Tomita Keisen?
Tagasode and Chin, 1920s
Signed: Keizan-jin
Two-panel screen; colored lacquer on paper
61 1/8 x 60 1/8 inches (155.3 x 152.7 cm)
Keisen was born in Fukuoka in 1879, the fifth son of a wealthy noodle-making family. He began his study of painting around the early age of twelve with a Kanō school painter who was formerly in the service of the local lord. Subsequently he studied literati painting, yamatoe, and Shijō painting with Tsuji Kakō, a Kyoto painter who had studied with Kōno Bairei and later went on to become principal of the Kyoto School of Fine Arts and Crafts. After leaving Kakō’s studio he studied Zen, Rimpa, and Buddhist painting and also haiga (paintings to accompany haiku poems). He was known as a flamboyant individualist.

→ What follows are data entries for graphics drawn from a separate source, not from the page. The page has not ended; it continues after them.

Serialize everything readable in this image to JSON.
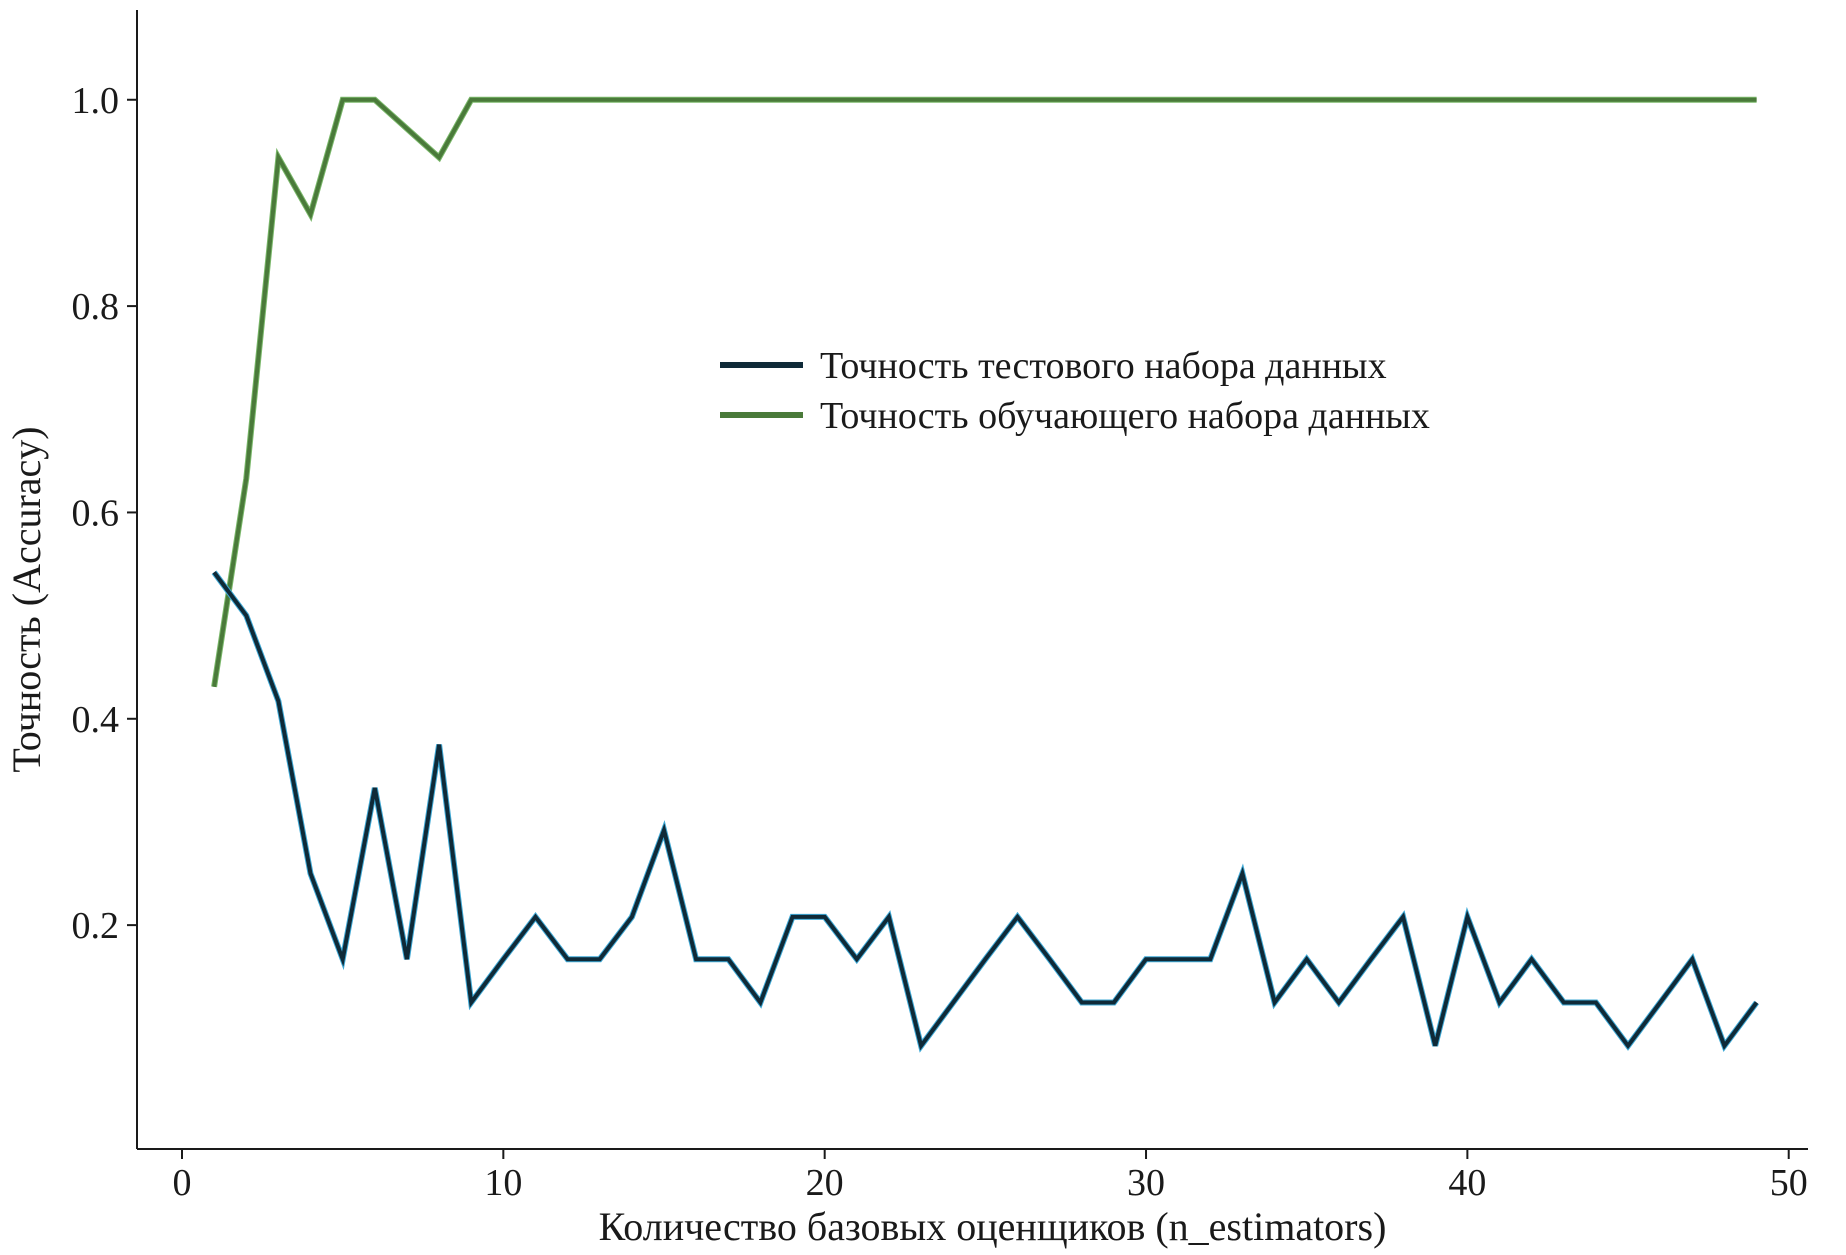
{
  "chart_data": {
    "type": "line",
    "title": "",
    "xlabel": "Количество базовых оценщиков (n_estimators)",
    "ylabel": "Точность (Accuracy)",
    "xlim": [
      -1.4,
      50.6
    ],
    "ylim": [
      -0.017,
      1.087
    ],
    "xticks": [
      0,
      10,
      20,
      30,
      40,
      50
    ],
    "xtick_labels": [
      "0",
      "10",
      "20",
      "30",
      "40",
      "50"
    ],
    "yticks": [
      0.2,
      0.4,
      0.6,
      0.8,
      1.0
    ],
    "ytick_labels": [
      "0.2",
      "0.4",
      "0.6",
      "0.8",
      "1.0"
    ],
    "grid": false,
    "legend_position": "center",
    "x": [
      1,
      2,
      3,
      4,
      5,
      6,
      7,
      8,
      9,
      10,
      11,
      12,
      13,
      14,
      15,
      16,
      17,
      18,
      19,
      20,
      21,
      22,
      23,
      24,
      25,
      26,
      27,
      28,
      29,
      30,
      31,
      32,
      33,
      34,
      35,
      36,
      37,
      38,
      39,
      40,
      41,
      42,
      43,
      44,
      45,
      46,
      47,
      48,
      49
    ],
    "series": [
      {
        "name": "Точность тестового набора данных",
        "color": "#0f2a38",
        "values": [
          0.542,
          0.5,
          0.417,
          0.25,
          0.167,
          0.333,
          0.167,
          0.375,
          0.125,
          0.167,
          0.208,
          0.167,
          0.167,
          0.208,
          0.292,
          0.167,
          0.167,
          0.125,
          0.208,
          0.208,
          0.167,
          0.208,
          0.083,
          0.125,
          0.167,
          0.208,
          0.167,
          0.125,
          0.125,
          0.167,
          0.167,
          0.167,
          0.25,
          0.125,
          0.167,
          0.125,
          0.167,
          0.208,
          0.083,
          0.208,
          0.125,
          0.167,
          0.125,
          0.125,
          0.083,
          0.125,
          0.167,
          0.083,
          0.125
        ]
      },
      {
        "name": "Точность обучающего набора данных",
        "color": "#4a7a3a",
        "values": [
          0.431,
          0.633,
          0.944,
          0.889,
          1.0,
          1.0,
          0.972,
          0.944,
          1.0,
          1.0,
          1.0,
          1.0,
          1.0,
          1.0,
          1.0,
          1.0,
          1.0,
          1.0,
          1.0,
          1.0,
          1.0,
          1.0,
          1.0,
          1.0,
          1.0,
          1.0,
          1.0,
          1.0,
          1.0,
          1.0,
          1.0,
          1.0,
          1.0,
          1.0,
          1.0,
          1.0,
          1.0,
          1.0,
          1.0,
          1.0,
          1.0,
          1.0,
          1.0,
          1.0,
          1.0,
          1.0,
          1.0,
          1.0,
          1.0
        ]
      }
    ]
  }
}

Keisen combined traditional Japanese styles with unconventional themes, often amusing. Tagasode and Chin seems perfectly suited to his temperament and experimental nature. It combines elements of the Kanō and Rimpa schools in the painting of the kimono thrown over the lacquered stand while the chin with its fluffy tail seems to carry the softer influence of naturalistic Shijō studies.
The chin is of ancient Chinese or Tibetan origin. It was imported to Japan hundreds of years ago and became a favorite of the Japanese imperial family. In 1853 Commodore Perry presented a pair to Queen Victoria after his return from Japan. It is probable that Perry received them as a gift from the shogun.
Keisen was drawn to the practice of Zen, to poetry and poets (as well as to wild nightlife and drinking associated with artists), and he was also deeply appreciative of Western paintings. Perhaps due to his love of haiga, in 1923 he painted Twelve Views of the Imperial Palace to accompany a book of poems by the French Ambassador to Japan, Paul Claudel.
As it bears no seal (although the signature seems credible) perhaps Keisen painted this amusing screen to give as a gift to one of his foreign or Japanese friends or possibly he worked with a Kyoto lacquer craftsman with a full scale draft to carry out the theme of this painting, as it is unusual to find such an art work painted in lacquer.
Keisen’s paintings are represented in the collections of the Kyoto Municipal Museum of Art, the Museum of Fine Arts, Boston, the National Museum of Modern Art, Kyoto, the National Museum of Modern Art, Tokyo, and the Yamatane Museum of Art, among others.